About 3.5 to 4 percent of people worldwide suffer from food allergies, according to researchers at the University of Nebraska; a portion of these people have an allergy to shellfish, including oysters. Evidence presented in the 2008 issue of “Advances in Food and Nutrition Research” indicates that tropomyosin, a protein, is the allergen in oysters that triggers a reaction. Some side effects of eating oysters, both raw and cooked, when you have a sensitivity to tropomyosin include skin rashes and other skin problems, mouth or facial swelling and abdominal pain as well as more serious effects, such as anaphylactic shock that can lead to death.

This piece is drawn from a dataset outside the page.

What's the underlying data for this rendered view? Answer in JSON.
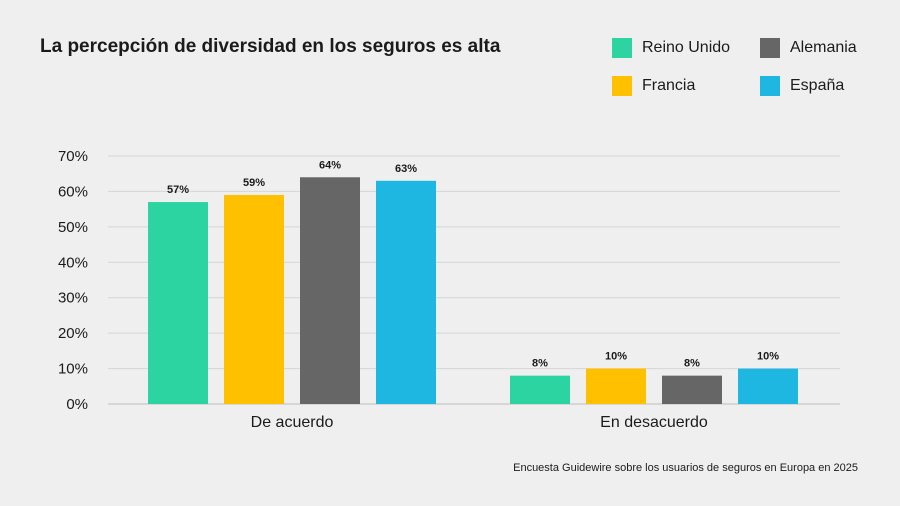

Oysters are quite high in iron – a 3-ounce serving contains 44 percent of the daily value. While getting the iron you need is important for your red blood cell count, people with hemochromatosis, a genetic condition that causes over-absorption of iron in your digestive tract, may need to avoid eating oysters so they don't experience the adverse health effects associated with this condition, including abdominal pain, lethargy, loss of body hair and a change in your skin color.
Eating oysters may cause stomach problems, and not just from allergies or bacterial infections. Three ounces of oysters contain 67 milligrams of zinc, or 445 percent of the daily value. Even this quantity of oysters may be enough to trigger gastrointestinal reactions, since it is above the tolerable upper intake level of 40 milligrams per day. These reactions include vomiting, diarrhea and abdominal cramps. The problems caused by the zinc in oysters generally hit within three to ten hours of consumption and fade quickly after your zinc level returns to normal.